En 2009, Mike Savage dans “Contemporary Sociology and the Challenge of Descriptive Assemblage,” cite ainsi tout un ensemble d’auteurs, Andrew Abbott, John Goldthorpe et Bruno Latour, qui, aussi différents soient-ils, ont promu une volonté de rompre avec la sociologie explicative, structurale, causale et en fait « critique » pour privilégier une approche descriptive, qui se situe au plus près de la réalité et de ses agencements. La recherche d’une sorte de neutralité pousserait les sociologues à assumer de plus en plus une méfiance à l’endroit des catégories constitués, des cadres de pensées et des concepts qui apparaissent comme des sortes de placages idéologiques au nom d’une description du monde qui entend se débarrasser de tout a priori.

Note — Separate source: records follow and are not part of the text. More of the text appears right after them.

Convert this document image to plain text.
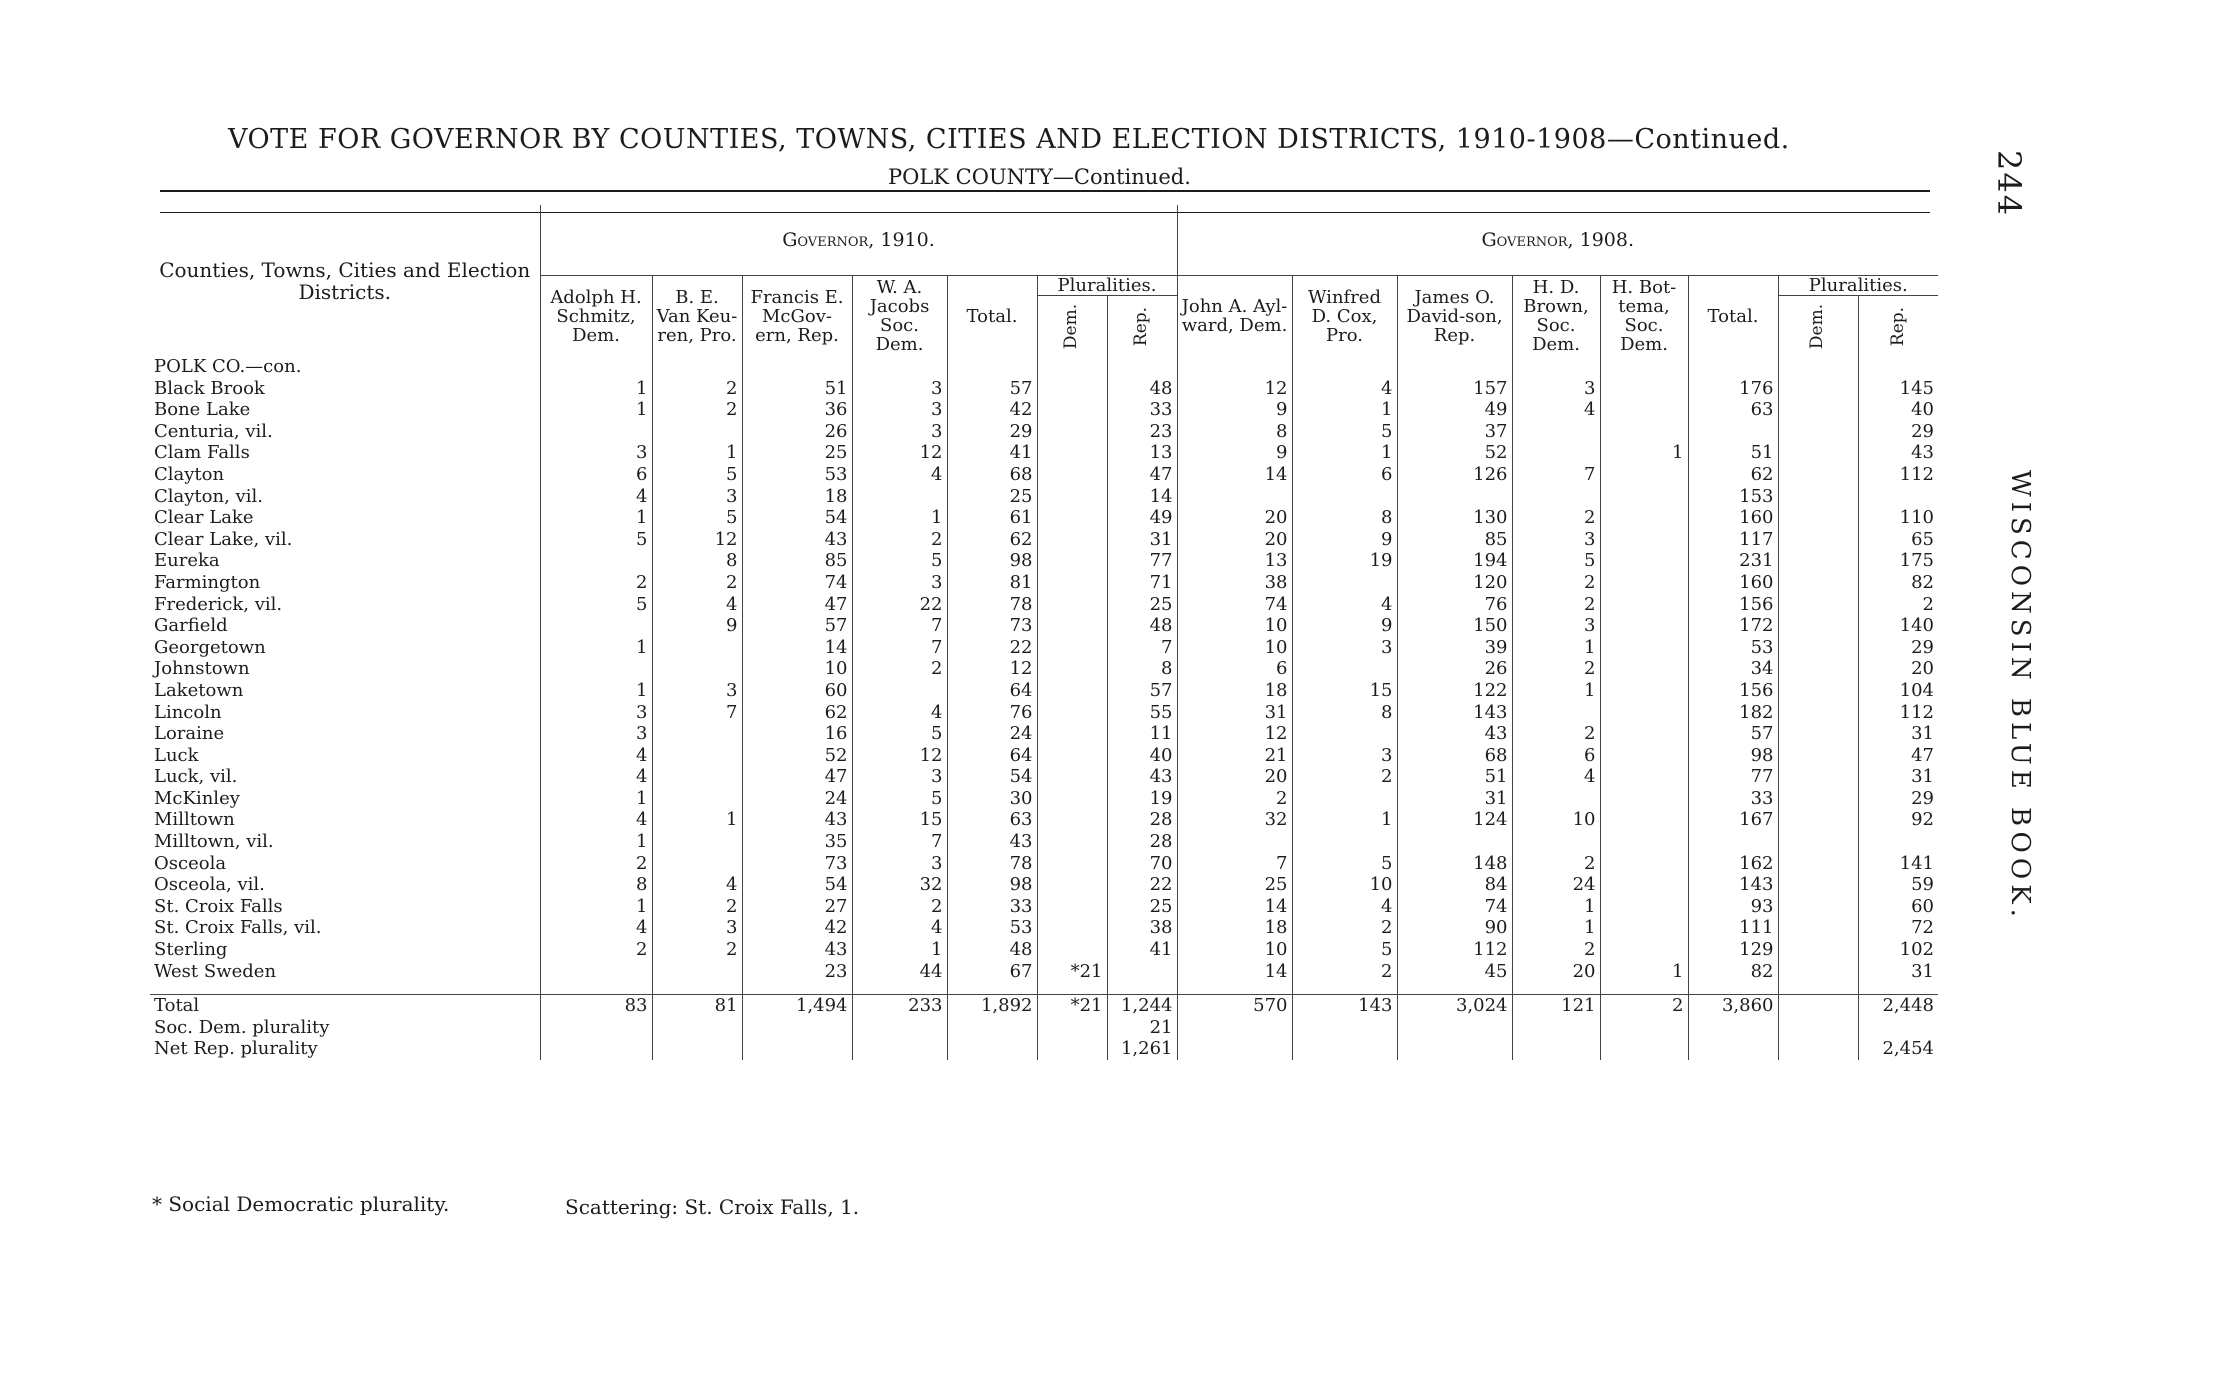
VOTE FOR GOVERNOR BY COUNTIES, TOWNS, CITIES AND ELECTION DISTRICTS, 1910-1908—Continued.
POLK COUNTY—Continued.	244
WISCONSIN BLUE BOOK.
Counties, Towns, Cities and Election Districts.	Governor, 1910.							Governor, 1908.							
	Adolph H. Schmitz, Dem.	B. E. Van Keu-ren, Pro.	Francis E. McGov-ern, Rep.	W. A. Jacobs Soc. Dem.	Total.	Pluralities.		John A. Ayl-ward, Dem.	Winfred D. Cox, Pro.	James O. David-son, Rep.	H. D. Brown, Soc. Dem.	H. Bot-tema, Soc. Dem.	Total.	Pluralities.	
						Dem.	Rep.							Dem.	Rep.
POLK CO.—con.															
Black Brook	1	2	51	3	57		48	12	4	157	3		176		145
Bone Lake	1	2	36	3	42		33	9	1	49	4		63		40
Centuria, vil.			26	3	29		23	8	5	37					29
Clam Falls	3	1	25	12	41		13	9	1	52		1	51		43
Clayton	6	5	53	4	68		47	14	6	126	7		62		112
Clayton, vil.	4	3	18		25		14						153		
Clear Lake	1	5	54	1	61		49	20	8	130	2		160		110
Clear Lake, vil.	5	12	43	2	62		31	20	9	85	3		117		65
Eureka		8	85	5	98		77	13	19	194	5		231		175
Farmington	2	2	74	3	81		71	38		120	2		160		82
Frederick, vil.	5	4	47	22	78		25	74	4	76	2		156		2
Garfield		9	57	7	73		48	10	9	150	3		172		140
Georgetown	1		14	7	22		7	10	3	39	1		53		29
Johnstown			10	2	12		8	6		26	2		34		20
Laketown	1	3	60		64		57	18	15	122	1		156		104
Lincoln	3	7	62	4	76		55	31	8	143			182		112
Loraine	3		16	5	24		11	12		43	2		57		31
Luck	4		52	12	64		40	21	3	68	6		98		47
Luck, vil.	4		47	3	54		43	20	2	51	4		77		31
McKinley	1		24	5	30		19	2		31			33		29
Milltown	4	1	43	15	63		28	32	1	124	10		167		92
Milltown, vil.	1		35	7	43		28								
Osceola	2		73	3	78		70	7	5	148	2		162		141
Osceola, vil.	8	4	54	32	98		22	25	10	84	24		143		59
St. Croix Falls	1	2	27	2	33		25	14	4	74	1		93		60
St. Croix Falls, vil.	4	3	42	4	53		38	18	2	90	1		111		72
Sterling	2	2	43	1	48		41	10	5	112	2		129		102
West Sweden			23	44	67	*21		14	2	45	20	1	82		31

Total	83	81	1,494	233	1,892	*21	1,244	570	143	3,024	121	2	3,860		2,448
Soc. Dem. plurality							21								
Net Rep. plurality							1,261								2,454
* Social Democratic plurality.	Scattering: St. Croix Falls, 1.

Dans un article particulièrement intéressant intitulé « Against a descriptive turn » Nicholas Gane souligne que cette conception de la pratique des sciences sociales qui ne cesse d’invoquer l’idée de neutralité pour se fonder et qui s’oppose aux démarches qui recourent à des concepts abstraits parce qu’ils auraient toujours une connotation mutilante et normative se trouve explicitement à l’œuvre chez Piketty lorsqu’il disqualifie la notion de classes sociales et prétend utiliser des classements de la richesse purement descriptifs, comme si l’on pouvait penser la logique du capital dans nos sociétés sans la référer à une logique générale de l’exploitation de classe. « The only mention of class in this book comes in a series of tables on inequality of labour income, inequality of capital ownership, and inequality of total income (all across time and space), in which Piketty splits the share of different groups in total capital three ways: the top 10% is the “upper class” (the top 1% of which is the “dominant class”); the middle 40% is the “middle class”; and the bottom 50% the “lower class” (see 2014, pp. 247–249). In the pages that follow, however, Piketty states that these divisions and also their class “designations” are largely arbitrary as they are introduced “purely for illustrative purposes” and “play no role” in his analysis. He writes: “I might as well have called them “Class A,” “Class B,” and “Class C” . In other words, the notion of class and the related practice of social classification is, for Piketty, largely meaningless.”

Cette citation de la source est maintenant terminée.